Why is it hard to service satellites that were not designed for it?

Most of the more than 11,000 active satellites in orbit launched with no provision for servicing — no grapple fixtures, docking ports, or guidance markings. Capturing these 'unprepared' satellites requires a robotic system that can grip whatever structure is available, such as a launch-adapter ring or engine nozzle, without causing damage. This capability is what allows a servicer to reach the entire installed base rather than only the small subset of satellites built to be serviced.

What is the Split Stewart Platform?

It is the patented robotic arm design Katalyst uses for space servicing. A Stewart platform is a parallel mechanism that uses several actuators working in parallel instead of a single chain of joints, which makes it lighter and stiffer than a conventional robotic arm — useful when both precision and mass matter in space. Katalyst says the design can grapple a wide range of structures, including satellites that were not designed to be captured.

What is delta-v and why does it matter for servicing?

Delta-v is the total change in velocity a spacecraft can produce with its propellant — effectively its maneuvering budget.
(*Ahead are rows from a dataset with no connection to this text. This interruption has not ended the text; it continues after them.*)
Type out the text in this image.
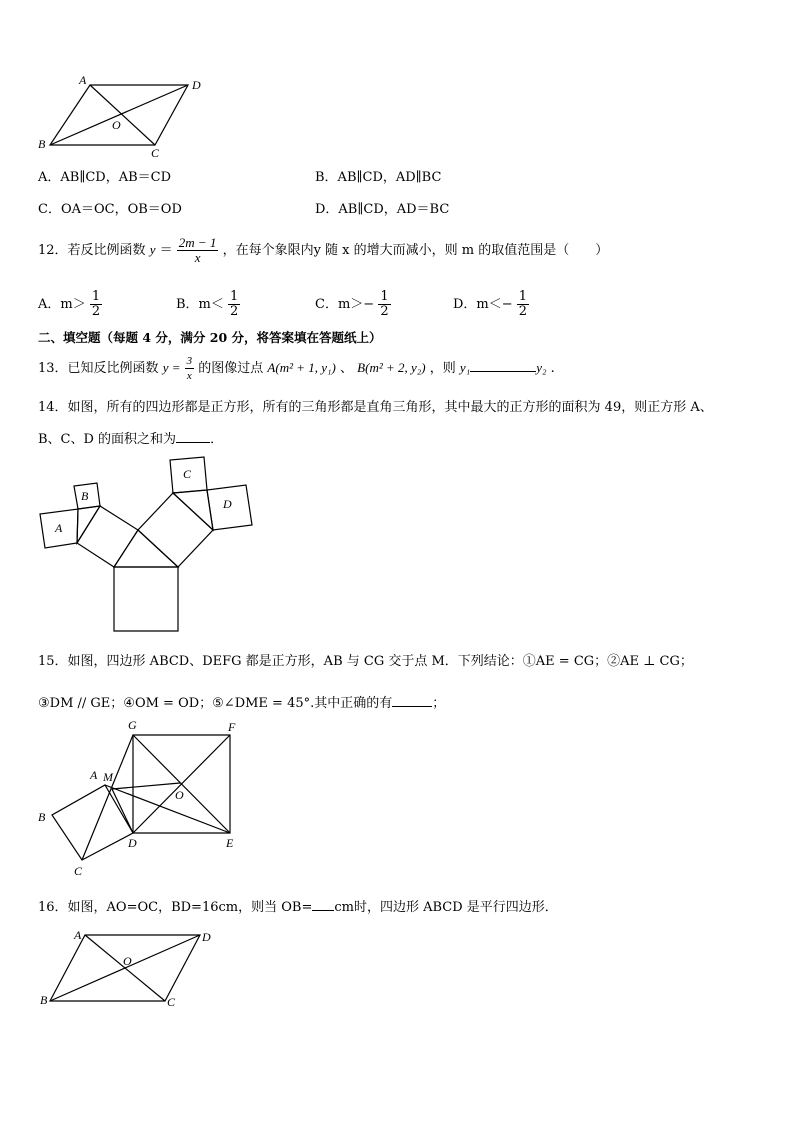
A	D
B
C
O
A．AB∥CD，AB＝CD	B．AB∥CD，AD∥BC
C．OA＝OC，OB＝OD	D．AB∥CD，AD＝BC
12．若反比例函数 $y = \frac{2m - 1}{x}$ ，在每个象限内y 随 x 的增大而减小，则 m 的取值范围是（　　）
A．$m> \frac{1}{2}$	B．$m< \frac{1}{2}$	C．$m>- \frac{1}{2}$	D．$m<- \frac{1}{2}$
二、填空题（每题 4 分，满分 20 分，将答案填在答题纸上）
13．已知反比例函数 $y = \frac{3}{x}$ 的图像过点 A(m² + 1, y₁) 、 B(m² + 2, y₂) ，则 y₁	y₂ .
14．如图，所有的四边形都是正方形，所有的三角形都是直角三角形，其中最大的正方形的面积为 49，则正方形 A、
B、C、D 的面积之和为	．
A
B
C
D
15．如图，四边形 ABCD、DEFG 都是正方形，AB 与 CG 交于点 M．下列结论：①AE = CG；②AE ⊥ CG；
③DM // GE；④OM = OD；⑤∠DME = 45°.其中正确的有	；
G	F
A M
O
B
D	E
C
16．如图，AO=OC，BD=16cm，则当 OB= cm时，四边形 ABCD 是平行四边形．
A	D
B	C
O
Servicing missions consume delta-v to rendezvous with targets and transfer between orbits, so a larger delta-v budget means more targets can be reached on a single mission. Katalyst notes that its NEXUS spacecraft carries roughly double the delta-v of its smaller LINK vehicle, expanding the range of missions it can perform.
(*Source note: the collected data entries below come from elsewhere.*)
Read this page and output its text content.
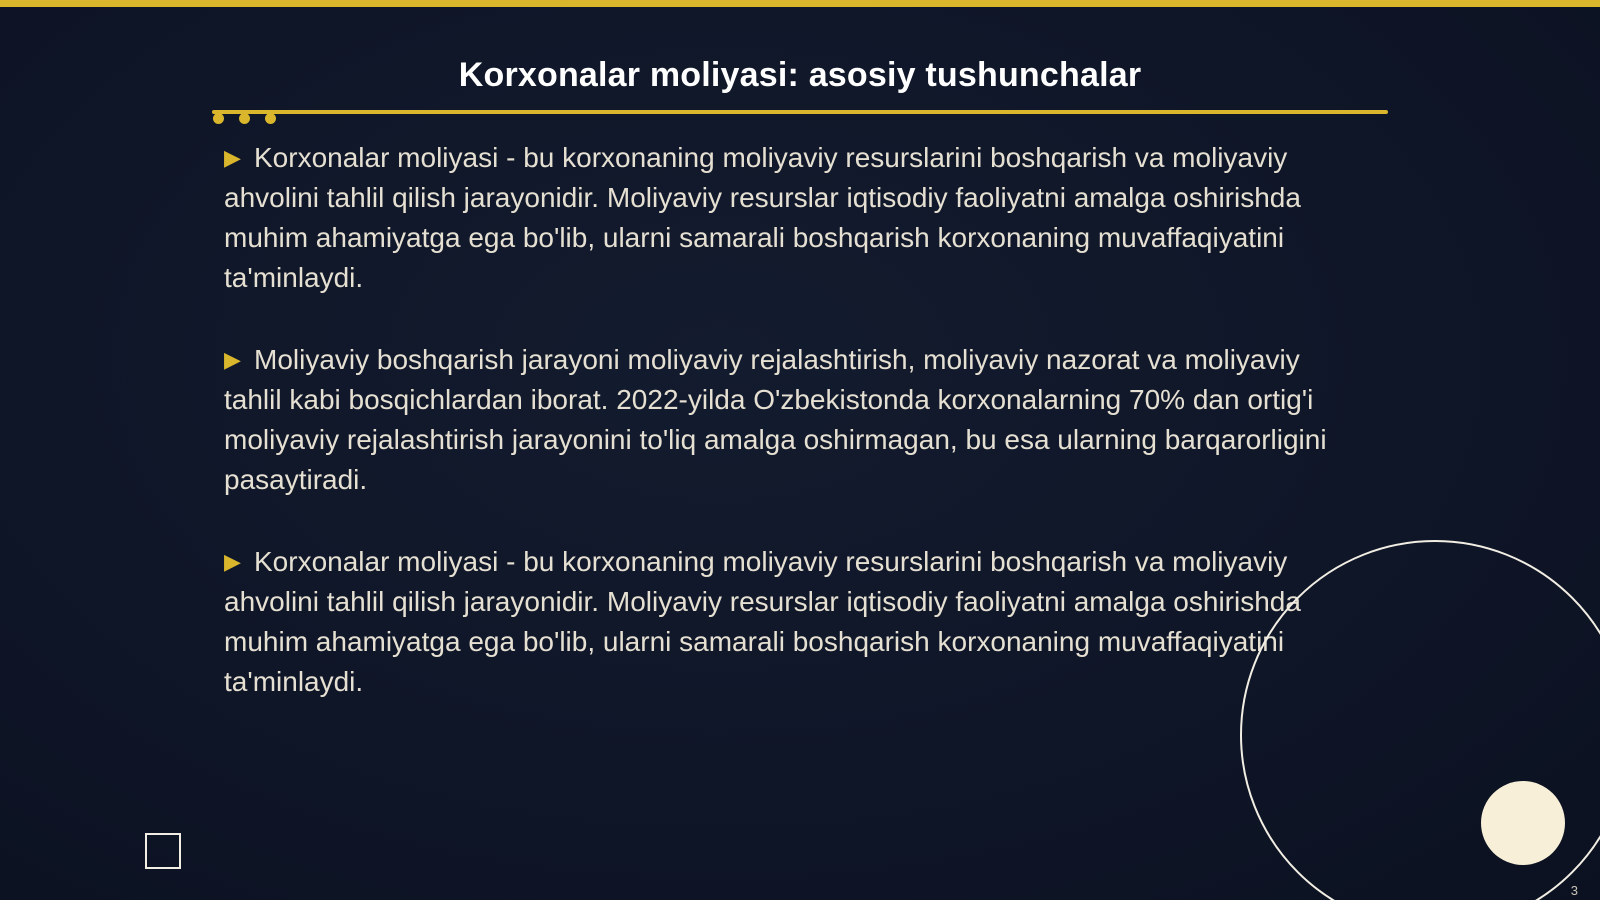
Korxonalar moliyasi: asosiy tushunchalar

▶ Korxonalar moliyasi - bu korxonaning moliyaviy resurslarini boshqarish va moliyaviy ahvolini tahlil qilish jarayonidir. Moliyaviy resurslar iqtisodiy faoliyatni amalga oshirishda muhim ahamiyatga ega bo'lib, ularni samarali boshqarish korxonaning muvaffaqiyatini ta'minlaydi.

▶ Moliyaviy boshqarish jarayoni moliyaviy rejalashtirish, moliyaviy nazorat va moliyaviy tahlil kabi bosqichlardan iborat. 2022-yilda O'zbekistonda korxonalarning 70% dan ortig'i moliyaviy rejalashtirish jarayonini to'liq amalga oshirmagan, bu esa ularning barqarorligini pasaytiradi.

▶ Korxonalar moliyasi - bu korxonaning moliyaviy resurslarini boshqarish va moliyaviy ahvolini tahlil qilish jarayonidir. Moliyaviy resurslar iqtisodiy faoliyatni amalga oshirishda muhim ahamiyatga ega bo'lib, ularni samarali boshqarish korxonaning muvaffaqiyatini ta'minlaydi.

3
What do payload bays add to a servicing spacecraft?

Payload bays let a servicer carry and install mission hardware on orbit. Rather than only docking or refueling, a spacecraft like NEXUS — which has two payload bays — can deliver and attach new modules to a satellite, such as a propulsion unit for life extension or a sensor package for new capabilities. This effectively allows operators to upgrade satellites in place, bypassing the long design-build-launch cycle for new space technology.